Durante varios meses, Moscú ha expresado su descontento con el acuerdo sellado en julio de 2022, mediado por Turquía y las Naciones Unidas, el cual ha permitido aliviar los temores de una crisis alimentaria mundial.
El acuerdo ha facilitado la exportación de más de 32 millones de toneladas de grano ucraniano y ha eliminado los obstáculos para exportar productos agrícolas y fertilizantes rusos.
El presidente de Rusia, Vladimir Putin, denunció la semana pasada que los intereses de Moscú estaban siendo ignorados.
El anuncio de Rusia se produce horas después de que drones navales atacaran el puente que une Rusia con la península anexada de Crimea, el cual es crucial para el transporte de suministros a los soldados rusos en Ucrania.
La explosión en el puente de Kerch, en Crimea, provocó que Rusia decidiera no extender el acuerdo sobre la exportación de granos.
Las autoridades rusas informaron que una pareja murió en el ataque y que su hija resultó herida. Este puente ya había sufrido daños en octubre de 2022, en un atentado que Moscú atribuyó a Ucrania, aunque Kiev negó estar involucrado.
La Unión Europea criticó la decisión de Rusia de no renovar el acuerdo, calificándola de «cínica». La presidenta de la Comisión Europea, Ursula von der Leyen, condenó firmemente esta acción y afirmó que la UE está comprometida en garantizar la seguridad alimentaria de las poblaciones más vulnerables.

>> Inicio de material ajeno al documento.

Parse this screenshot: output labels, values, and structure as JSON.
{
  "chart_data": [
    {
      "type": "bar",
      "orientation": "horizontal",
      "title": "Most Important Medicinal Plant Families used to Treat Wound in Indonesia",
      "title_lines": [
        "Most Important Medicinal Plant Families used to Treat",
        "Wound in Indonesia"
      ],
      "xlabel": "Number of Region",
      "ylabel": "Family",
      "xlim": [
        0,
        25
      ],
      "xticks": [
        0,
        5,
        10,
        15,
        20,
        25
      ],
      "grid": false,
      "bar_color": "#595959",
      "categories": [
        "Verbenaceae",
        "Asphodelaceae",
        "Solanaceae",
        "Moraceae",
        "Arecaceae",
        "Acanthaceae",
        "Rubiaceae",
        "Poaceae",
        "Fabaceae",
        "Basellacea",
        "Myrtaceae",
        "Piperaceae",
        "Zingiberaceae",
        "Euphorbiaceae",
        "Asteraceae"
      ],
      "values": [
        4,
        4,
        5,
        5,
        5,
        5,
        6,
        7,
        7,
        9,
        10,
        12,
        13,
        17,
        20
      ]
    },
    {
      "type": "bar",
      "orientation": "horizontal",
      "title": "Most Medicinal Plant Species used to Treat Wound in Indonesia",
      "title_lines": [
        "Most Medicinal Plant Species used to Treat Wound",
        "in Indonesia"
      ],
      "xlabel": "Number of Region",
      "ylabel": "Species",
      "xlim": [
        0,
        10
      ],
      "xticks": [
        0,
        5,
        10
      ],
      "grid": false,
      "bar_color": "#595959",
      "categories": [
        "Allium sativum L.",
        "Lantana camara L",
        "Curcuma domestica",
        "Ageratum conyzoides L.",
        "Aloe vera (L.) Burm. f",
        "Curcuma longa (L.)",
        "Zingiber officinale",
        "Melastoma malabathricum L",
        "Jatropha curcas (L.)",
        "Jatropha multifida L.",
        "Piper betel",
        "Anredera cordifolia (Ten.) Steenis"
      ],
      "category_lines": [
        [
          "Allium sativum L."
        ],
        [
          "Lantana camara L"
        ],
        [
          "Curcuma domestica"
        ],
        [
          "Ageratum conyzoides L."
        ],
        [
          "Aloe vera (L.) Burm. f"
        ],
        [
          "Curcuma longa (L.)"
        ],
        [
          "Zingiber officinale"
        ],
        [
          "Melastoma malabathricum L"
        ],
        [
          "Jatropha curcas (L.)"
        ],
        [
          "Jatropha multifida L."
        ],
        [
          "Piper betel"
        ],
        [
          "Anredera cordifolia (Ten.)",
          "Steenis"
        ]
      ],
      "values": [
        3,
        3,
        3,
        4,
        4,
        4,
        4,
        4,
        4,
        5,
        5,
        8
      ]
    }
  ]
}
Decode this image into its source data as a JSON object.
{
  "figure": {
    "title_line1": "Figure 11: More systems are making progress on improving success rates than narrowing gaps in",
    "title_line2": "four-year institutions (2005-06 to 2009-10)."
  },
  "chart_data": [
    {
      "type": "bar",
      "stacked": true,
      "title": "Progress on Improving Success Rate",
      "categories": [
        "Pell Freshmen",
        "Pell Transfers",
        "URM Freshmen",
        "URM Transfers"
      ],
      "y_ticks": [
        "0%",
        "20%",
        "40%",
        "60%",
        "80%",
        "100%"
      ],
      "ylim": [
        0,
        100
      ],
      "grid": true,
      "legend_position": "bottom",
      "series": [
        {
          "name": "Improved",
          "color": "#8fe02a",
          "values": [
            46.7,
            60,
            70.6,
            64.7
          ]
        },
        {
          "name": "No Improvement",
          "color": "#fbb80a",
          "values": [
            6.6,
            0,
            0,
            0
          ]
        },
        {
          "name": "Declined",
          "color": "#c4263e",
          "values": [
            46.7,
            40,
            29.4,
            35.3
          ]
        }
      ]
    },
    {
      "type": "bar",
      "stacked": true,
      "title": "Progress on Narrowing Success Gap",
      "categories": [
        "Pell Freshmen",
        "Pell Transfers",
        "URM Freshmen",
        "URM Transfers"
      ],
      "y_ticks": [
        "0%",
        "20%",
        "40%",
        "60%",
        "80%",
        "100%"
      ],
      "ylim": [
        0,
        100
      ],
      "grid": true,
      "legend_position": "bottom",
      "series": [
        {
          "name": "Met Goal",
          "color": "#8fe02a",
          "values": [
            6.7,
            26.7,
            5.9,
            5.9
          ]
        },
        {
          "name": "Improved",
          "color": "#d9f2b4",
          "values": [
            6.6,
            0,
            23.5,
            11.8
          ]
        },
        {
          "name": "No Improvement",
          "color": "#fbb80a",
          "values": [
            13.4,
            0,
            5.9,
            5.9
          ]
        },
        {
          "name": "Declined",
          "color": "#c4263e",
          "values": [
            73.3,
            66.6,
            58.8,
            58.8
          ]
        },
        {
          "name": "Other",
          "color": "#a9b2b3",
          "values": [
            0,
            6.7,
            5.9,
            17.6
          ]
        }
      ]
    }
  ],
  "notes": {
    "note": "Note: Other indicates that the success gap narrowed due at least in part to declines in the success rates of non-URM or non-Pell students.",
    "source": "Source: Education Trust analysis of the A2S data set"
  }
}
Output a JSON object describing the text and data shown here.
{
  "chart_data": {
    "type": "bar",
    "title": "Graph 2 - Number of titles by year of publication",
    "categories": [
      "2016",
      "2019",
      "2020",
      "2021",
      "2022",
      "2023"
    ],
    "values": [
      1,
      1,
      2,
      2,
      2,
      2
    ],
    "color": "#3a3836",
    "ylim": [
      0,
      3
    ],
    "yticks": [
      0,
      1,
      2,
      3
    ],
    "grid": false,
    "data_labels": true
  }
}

Por su parte, el presidente del Consejo Europeo, Charles Michel, advirtió que la no renovación del acuerdo pondrá en peligro la seguridad alimentaria y el acceso a los cereales y granos para las poblaciones afectadas.
La situación actual amenaza con generar repercusiones tanto en el ámbito económico como en las relaciones internacionales entre Rusia, Ucrania y la Unión Europea.